Mas o cineasta consegue evitar essas armadilhas. Em grande parte, aliás, porque o filme, apesar de melodramático em essência, busca sempre um estado de leveza, até de comicidade —quando incitados pelo cineasta, os irmãos ainda vivos de Bellocchio revelam-se ótimos contadores de história. Para uma obra que fala sobre suicídio, é um filme peculiarmente agradável.

No começo do documentário, o diretor diz: “Camillo, o anjo, é o protagonista deste filme”. Mas, ironia das ironias, a personalidade expressiva de Marco aos poucos acaba se sobrepondo à de Camillo, por vezes involuntariamente.

Mais uma vez ele fica à sombra do irmão: o filme passa a ser sobre Marco Bellocchio, acima de tudo. E sobre o quanto o trauma da perda do gêmeo e a peculiar dinâmica de sua família formataram sua vida e obra.

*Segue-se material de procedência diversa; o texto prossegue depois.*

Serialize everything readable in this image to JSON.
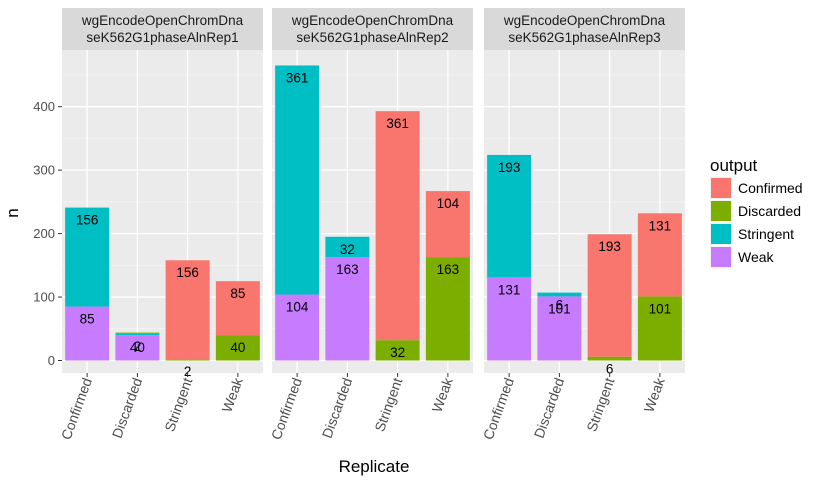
{
  "chart_data": {
    "type": "bar",
    "stacked": true,
    "xlabel": "Replicate",
    "ylabel": "n",
    "ylim": [
      -25,
      480
    ],
    "yticks": [
      0,
      100,
      200,
      300,
      400
    ],
    "categories": [
      "Confirmed",
      "Discarded",
      "Stringent",
      "Weak"
    ],
    "legend": {
      "title": "output",
      "position": "right",
      "entries": [
        {
          "name": "Confirmed",
          "color": "#F8766D"
        },
        {
          "name": "Discarded",
          "color": "#7CAE00"
        },
        {
          "name": "Stringent",
          "color": "#00BFC4"
        },
        {
          "name": "Weak",
          "color": "#C77CFF"
        }
      ]
    },
    "panels": [
      {
        "title_line1": "wgEncodeOpenChromDna",
        "title_line2": "seK562G1phaseAlnRep1",
        "bars": [
          {
            "category": "Confirmed",
            "segments": [
              {
                "output": "Weak",
                "value": 85,
                "label": "85"
              },
              {
                "output": "Stringent",
                "value": 156,
                "label": "156"
              }
            ]
          },
          {
            "category": "Discarded",
            "segments": [
              {
                "output": "Weak",
                "value": 40,
                "label": "40"
              },
              {
                "output": "Stringent",
                "value": 2,
                "label": "2"
              },
              {
                "output": "Discarded",
                "value": 2,
                "label": ""
              }
            ]
          },
          {
            "category": "Stringent",
            "segments": [
              {
                "output": "Discarded",
                "value": 2,
                "label": "2"
              },
              {
                "output": "Confirmed",
                "value": 156,
                "label": "156"
              }
            ]
          },
          {
            "category": "Weak",
            "segments": [
              {
                "output": "Discarded",
                "value": 40,
                "label": "40"
              },
              {
                "output": "Confirmed",
                "value": 85,
                "label": "85"
              }
            ]
          }
        ]
      },
      {
        "title_line1": "wgEncodeOpenChromDna",
        "title_line2": "seK562G1phaseAlnRep2",
        "bars": [
          {
            "category": "Confirmed",
            "segments": [
              {
                "output": "Weak",
                "value": 104,
                "label": "104"
              },
              {
                "output": "Stringent",
                "value": 361,
                "label": "361"
              }
            ]
          },
          {
            "category": "Discarded",
            "segments": [
              {
                "output": "Weak",
                "value": 163,
                "label": "163"
              },
              {
                "output": "Stringent",
                "value": 32,
                "label": "32"
              }
            ]
          },
          {
            "category": "Stringent",
            "segments": [
              {
                "output": "Discarded",
                "value": 32,
                "label": "32"
              },
              {
                "output": "Confirmed",
                "value": 361,
                "label": "361"
              }
            ]
          },
          {
            "category": "Weak",
            "segments": [
              {
                "output": "Discarded",
                "value": 163,
                "label": "163"
              },
              {
                "output": "Confirmed",
                "value": 104,
                "label": "104"
              }
            ]
          }
        ]
      },
      {
        "title_line1": "wgEncodeOpenChromDna",
        "title_line2": "seK562G1phaseAlnRep3",
        "bars": [
          {
            "category": "Confirmed",
            "segments": [
              {
                "output": "Weak",
                "value": 131,
                "label": "131"
              },
              {
                "output": "Stringent",
                "value": 193,
                "label": "193"
              }
            ]
          },
          {
            "category": "Discarded",
            "segments": [
              {
                "output": "Weak",
                "value": 101,
                "label": "101"
              },
              {
                "output": "Stringent",
                "value": 6,
                "label": "6"
              }
            ]
          },
          {
            "category": "Stringent",
            "segments": [
              {
                "output": "Discarded",
                "value": 6,
                "label": "6"
              },
              {
                "output": "Confirmed",
                "value": 193,
                "label": "193"
              }
            ]
          },
          {
            "category": "Weak",
            "segments": [
              {
                "output": "Discarded",
                "value": 101,
                "label": "101"
              },
              {
                "output": "Confirmed",
                "value": 131,
                "label": "131"
              }
            ]
          }
        ]
      }
    ]
  }
}
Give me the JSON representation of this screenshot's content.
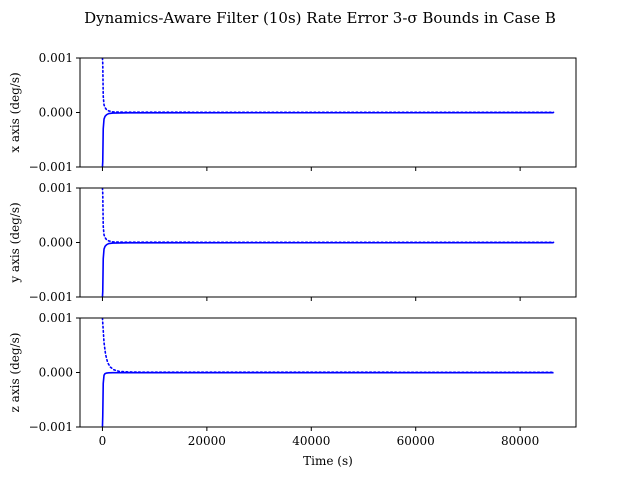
{
  "chart_data": {
    "type": "line",
    "title": "Dynamics-Aware Filter (10s) Rate Error 3-σ Bounds in Case B",
    "xlabel": "Time (s)",
    "x_ticks": [
      0,
      20000,
      40000,
      60000,
      80000
    ],
    "x_tick_labels": [
      "0",
      "20000",
      "40000",
      "60000",
      "80000"
    ],
    "xlim": [
      -4300,
      90700
    ],
    "grid": false,
    "color": "#0000ff",
    "panels": [
      {
        "ylabel": "x axis (deg/s)",
        "ylim": [
          -0.001,
          0.001
        ],
        "y_ticks": [
          -0.001,
          0.0,
          0.001
        ],
        "y_tick_labels": [
          "−0.001",
          "0.000",
          "0.001"
        ],
        "series": [
          {
            "style": "solid",
            "x": [
              0,
              60,
              150,
              300,
              500,
              800,
              1200,
              2000,
              5000,
              86400
            ],
            "y": [
              -0.001,
              -0.0009,
              -0.0003,
              -0.00012,
              -7e-05,
              -4e-05,
              -2e-05,
              -1e-05,
              -5e-06,
              -4e-06
            ]
          },
          {
            "style": "dotted",
            "x": [
              0,
              60,
              150,
              300,
              500,
              800,
              1200,
              2000,
              5000,
              86400
            ],
            "y": [
              0.001,
              0.0009,
              0.0003,
              0.00014,
              9e-05,
              5e-05,
              3e-05,
              1e-05,
              5e-06,
              4e-06
            ]
          }
        ]
      },
      {
        "ylabel": "y axis (deg/s)",
        "ylim": [
          -0.001,
          0.001
        ],
        "y_ticks": [
          -0.001,
          0.0,
          0.001
        ],
        "y_tick_labels": [
          "−0.001",
          "0.000",
          "0.001"
        ],
        "series": [
          {
            "style": "solid",
            "x": [
              0,
              60,
              150,
              300,
              500,
              800,
              1200,
              2000,
              5000,
              86400
            ],
            "y": [
              -0.001,
              -0.0009,
              -0.0003,
              -0.00012,
              -7e-05,
              -4e-05,
              -2e-05,
              -1e-05,
              -5e-06,
              -4e-06
            ]
          },
          {
            "style": "dotted",
            "x": [
              0,
              60,
              150,
              300,
              500,
              800,
              1200,
              2000,
              5000,
              86400
            ],
            "y": [
              0.001,
              0.0009,
              0.0003,
              0.00014,
              9e-05,
              5e-05,
              3e-05,
              1e-05,
              5e-06,
              4e-06
            ]
          }
        ]
      },
      {
        "ylabel": "z axis (deg/s)",
        "ylim": [
          -0.001,
          0.001
        ],
        "y_ticks": [
          -0.001,
          0.0,
          0.001
        ],
        "y_tick_labels": [
          "−0.001",
          "0.000",
          "0.001"
        ],
        "series": [
          {
            "style": "solid",
            "x": [
              0,
              60,
              150,
              300,
              500,
              800,
              1200,
              2000,
              5000,
              86400
            ],
            "y": [
              -0.001,
              -0.0008,
              -0.0002,
              -5e-05,
              -2e-05,
              -1e-05,
              -5e-06,
              -4e-06,
              -4e-06,
              -4e-06
            ]
          },
          {
            "style": "dotted",
            "x": [
              0,
              100,
              300,
              600,
              1000,
              1500,
              2200,
              3200,
              5000,
              8000,
              86400
            ],
            "y": [
              0.001,
              0.00085,
              0.00055,
              0.00033,
              0.00018,
              0.0001,
              5e-05,
              2e-05,
              1e-05,
              6e-06,
              4e-06
            ]
          }
        ]
      }
    ]
  }
}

Compreendemos melhor algumas das fixações da filmografia do italiano: as relações familiares sufocantes, personagens à beira da loucura, as pulsões de morte —tanto as suicidas quanto as assassinas.

E é ainda um filme igualmente valoroso por uma série de questões colaterais que suscita, como a própria noção de muitas vezes valorizarmos nas pessoas certas características que elas já trazem naturalmente —como as demais, que não tiveram a mesma sorte, poderiam competir em posição de igualdade com as vitoriosas na loteria genética?

Se estivesse na competição por prêmios, “Marx Può Aspettare” não ganharia a Palma —é um documentário relativamente banal, baseando-se em depoimentos. Mas há ali, mesmo nesse filme aparentemente simples e pessoal, uma vitalidade e uma inteligência cinematográfica que mostram que Bellocchio ainda está longe de depender de prêmios honorários para manter a estante adornada.

Ainda é claramente capaz de ganhar uma Palma, Leão ou Urso de Ouro sem a benevolência dos presidentes de festivais. Muito embora, e em “Marx” isso fica claro mais uma vez, a honraria de Cannes seja mais do que merecida.